There’s something both beautiful and boring about riding a train. On the one hand you can kick back and relax to the slowly passing scenery and the repetitive rumbling of the wheels rolling along the tracks. At the same time, you’re trapped. There’s nowhere to go except from cramped sleeping quarters to cramped eating quarters to even more cramped restrooms. Add to that the fact that more likely than not the train that you’re squished on is pressing through in the middle of nowhere. Sounds like a formula for being trapped and isolated.
And so is the setting for Brad Anderson’s tense but ultimately predictable crime thriller Transsiberian, which focuses on American couple Roy (Woody Harrelson) and Jessie (Emily Mortimer) as they explore the East by train before coming back stateside from a missions trip with Roy’s church. Roy’s a bit of a train geek, grinning like a young boy on Christmas morning whenever he comes across an old steamer or a point in the journey where the track style changes. Jessie, on the other hand, has a darker past. Little is said, nor does it matter. Simply put, she isn’t the good girl next to Roy’s virtuous exterior.
The confines of the train masquerade the tensions between the two as they appear to be in the early stages of drifting apart. These hints are amplified as the two meet Carlos (Eduardo Noriega) and Abby (Kate Mara), a pair of young travelers who seem very enthusiastic about their nomadic existence. As the two couples get to know one another, another story emerges – one filled with getting lost in foreign lands, voyeurism and international drug smuggling.
Transsiberian is a deeply engrossing film from the get go. It sucked me in with a simple, yet often overlooked, idea – interesting characters. Roy and Jessie make for a likeable couple, yet one with major flaws. On the surface, they’re happy together. Yet, Roy holds Jessie’s past over her. He preaches forgiveness, yet he has a hard time forgetting himself. Perhaps this is for good reason. Jessie herself doesn’t open herself up enough to be fully trusted like one would expect from a committed spouse.
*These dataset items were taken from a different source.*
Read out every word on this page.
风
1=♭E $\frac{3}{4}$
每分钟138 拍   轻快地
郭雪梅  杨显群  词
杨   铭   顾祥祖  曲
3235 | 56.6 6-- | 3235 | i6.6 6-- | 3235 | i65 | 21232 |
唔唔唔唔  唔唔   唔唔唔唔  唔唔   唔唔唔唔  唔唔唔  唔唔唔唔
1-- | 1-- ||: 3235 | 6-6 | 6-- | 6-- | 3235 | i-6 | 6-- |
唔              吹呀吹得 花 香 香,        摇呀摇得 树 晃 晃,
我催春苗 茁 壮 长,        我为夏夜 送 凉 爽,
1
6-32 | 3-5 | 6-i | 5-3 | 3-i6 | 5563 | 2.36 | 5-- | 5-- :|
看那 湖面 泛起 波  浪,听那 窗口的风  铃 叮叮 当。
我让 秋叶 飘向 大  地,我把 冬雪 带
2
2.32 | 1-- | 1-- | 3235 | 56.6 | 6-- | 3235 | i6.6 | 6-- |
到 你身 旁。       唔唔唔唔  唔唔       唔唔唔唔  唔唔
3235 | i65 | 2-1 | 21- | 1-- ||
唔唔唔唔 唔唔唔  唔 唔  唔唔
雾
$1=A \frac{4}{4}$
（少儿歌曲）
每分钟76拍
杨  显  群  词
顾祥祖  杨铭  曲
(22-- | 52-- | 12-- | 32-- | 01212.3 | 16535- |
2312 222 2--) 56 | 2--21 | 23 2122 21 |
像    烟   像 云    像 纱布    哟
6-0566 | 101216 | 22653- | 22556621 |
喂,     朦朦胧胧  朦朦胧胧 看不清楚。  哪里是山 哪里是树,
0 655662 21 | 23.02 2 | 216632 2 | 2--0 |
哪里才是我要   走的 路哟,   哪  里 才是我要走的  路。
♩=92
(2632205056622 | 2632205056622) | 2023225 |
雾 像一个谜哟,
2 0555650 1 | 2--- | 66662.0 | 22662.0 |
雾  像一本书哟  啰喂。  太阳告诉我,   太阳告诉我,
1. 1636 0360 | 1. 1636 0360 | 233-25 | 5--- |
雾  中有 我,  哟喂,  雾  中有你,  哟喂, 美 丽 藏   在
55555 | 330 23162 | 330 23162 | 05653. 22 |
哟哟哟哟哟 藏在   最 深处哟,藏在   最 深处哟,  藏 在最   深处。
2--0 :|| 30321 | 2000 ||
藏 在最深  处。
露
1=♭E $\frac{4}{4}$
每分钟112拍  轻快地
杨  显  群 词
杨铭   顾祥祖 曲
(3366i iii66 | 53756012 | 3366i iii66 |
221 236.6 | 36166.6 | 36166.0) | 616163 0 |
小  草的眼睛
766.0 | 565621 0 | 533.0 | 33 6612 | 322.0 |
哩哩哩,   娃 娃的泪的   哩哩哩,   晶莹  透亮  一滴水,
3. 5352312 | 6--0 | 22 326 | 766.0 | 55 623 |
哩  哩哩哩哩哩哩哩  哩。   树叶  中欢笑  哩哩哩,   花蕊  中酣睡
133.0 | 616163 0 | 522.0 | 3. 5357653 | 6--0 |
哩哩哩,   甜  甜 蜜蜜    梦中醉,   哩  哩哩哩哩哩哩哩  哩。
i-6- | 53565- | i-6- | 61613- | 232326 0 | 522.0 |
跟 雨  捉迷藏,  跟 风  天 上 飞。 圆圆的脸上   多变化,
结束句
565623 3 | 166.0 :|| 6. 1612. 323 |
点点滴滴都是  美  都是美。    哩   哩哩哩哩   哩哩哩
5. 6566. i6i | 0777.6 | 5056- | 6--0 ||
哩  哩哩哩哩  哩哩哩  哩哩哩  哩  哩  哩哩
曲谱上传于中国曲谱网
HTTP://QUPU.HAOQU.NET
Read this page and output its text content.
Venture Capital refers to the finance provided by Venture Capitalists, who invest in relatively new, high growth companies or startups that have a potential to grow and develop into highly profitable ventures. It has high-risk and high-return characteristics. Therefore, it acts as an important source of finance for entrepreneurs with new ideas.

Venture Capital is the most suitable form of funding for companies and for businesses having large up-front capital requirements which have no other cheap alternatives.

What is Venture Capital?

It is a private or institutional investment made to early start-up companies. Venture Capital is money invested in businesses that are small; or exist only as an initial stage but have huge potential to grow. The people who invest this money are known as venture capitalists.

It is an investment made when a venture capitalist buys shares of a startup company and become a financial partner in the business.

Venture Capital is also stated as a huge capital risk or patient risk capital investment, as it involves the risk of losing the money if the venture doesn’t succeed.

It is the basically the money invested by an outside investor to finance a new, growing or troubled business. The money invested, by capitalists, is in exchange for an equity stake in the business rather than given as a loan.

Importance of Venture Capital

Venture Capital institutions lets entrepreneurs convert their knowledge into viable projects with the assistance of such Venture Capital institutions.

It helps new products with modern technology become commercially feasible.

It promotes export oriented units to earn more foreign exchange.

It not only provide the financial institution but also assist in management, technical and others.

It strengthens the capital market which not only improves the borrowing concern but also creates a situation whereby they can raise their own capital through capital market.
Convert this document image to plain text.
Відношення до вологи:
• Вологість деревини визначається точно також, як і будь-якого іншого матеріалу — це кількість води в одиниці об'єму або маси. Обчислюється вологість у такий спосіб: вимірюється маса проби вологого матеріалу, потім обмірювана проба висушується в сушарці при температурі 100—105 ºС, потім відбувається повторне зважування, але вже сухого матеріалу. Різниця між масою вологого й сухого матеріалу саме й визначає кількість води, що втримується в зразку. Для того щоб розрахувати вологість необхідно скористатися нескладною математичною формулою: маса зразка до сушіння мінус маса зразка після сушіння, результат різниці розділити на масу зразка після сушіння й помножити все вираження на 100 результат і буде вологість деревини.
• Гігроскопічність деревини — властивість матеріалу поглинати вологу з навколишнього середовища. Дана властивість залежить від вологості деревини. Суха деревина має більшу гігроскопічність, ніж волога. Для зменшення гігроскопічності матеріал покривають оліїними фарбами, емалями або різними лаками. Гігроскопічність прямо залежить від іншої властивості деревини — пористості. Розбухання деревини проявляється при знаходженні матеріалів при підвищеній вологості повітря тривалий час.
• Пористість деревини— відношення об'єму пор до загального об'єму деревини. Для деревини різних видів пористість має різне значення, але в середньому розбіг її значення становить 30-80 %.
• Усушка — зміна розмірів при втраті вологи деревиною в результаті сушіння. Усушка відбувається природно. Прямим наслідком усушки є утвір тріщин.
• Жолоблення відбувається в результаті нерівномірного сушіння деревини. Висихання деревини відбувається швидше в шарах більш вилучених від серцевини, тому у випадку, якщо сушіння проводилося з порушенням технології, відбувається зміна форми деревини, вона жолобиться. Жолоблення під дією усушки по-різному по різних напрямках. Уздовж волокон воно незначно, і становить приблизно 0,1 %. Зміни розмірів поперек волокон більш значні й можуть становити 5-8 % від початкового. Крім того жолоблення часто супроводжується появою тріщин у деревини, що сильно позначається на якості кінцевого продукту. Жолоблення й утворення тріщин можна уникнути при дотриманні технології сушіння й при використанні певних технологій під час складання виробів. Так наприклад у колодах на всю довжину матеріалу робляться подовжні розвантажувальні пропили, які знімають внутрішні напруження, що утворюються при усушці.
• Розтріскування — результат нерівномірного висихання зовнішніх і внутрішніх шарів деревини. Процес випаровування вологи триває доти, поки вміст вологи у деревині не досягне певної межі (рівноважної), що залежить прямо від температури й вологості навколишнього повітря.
The train, therefore, makes for the perfect setting to explore the great unsaid. And by thrusting Roy and Jessie into a conflict that is both moral and legal in scope, only then are the two able to come to grips with their true feelings.
Unfortunately, as the conflict gets closer and closer to the surface, so goes the film’s unique factors. As the story draws out, Transsiberian becomes more and more predictable and even tedious. Hard surprises lead to easy outs and sequences that are borderline melodrama.
Transsiberian is an often beautiful film that sets forth on its journey with a lot left unsaid. In a lot of ways I wish it remained unsaid. But as the journey continues on through the East the destination becomes increasingly more convoluted in some respects and easy in others.
Transsiberian DVD Review
The snow-filled landscapes are gorgeous with the DVD’s anamorphic widescreen (2.35:1 aspect ratio) presentation. Audio is in Dolby 5.1 Surround with optional English and Spanish subtitles. Unfortunately there isn’t any added content as far as bonus features go, unless you still count previews.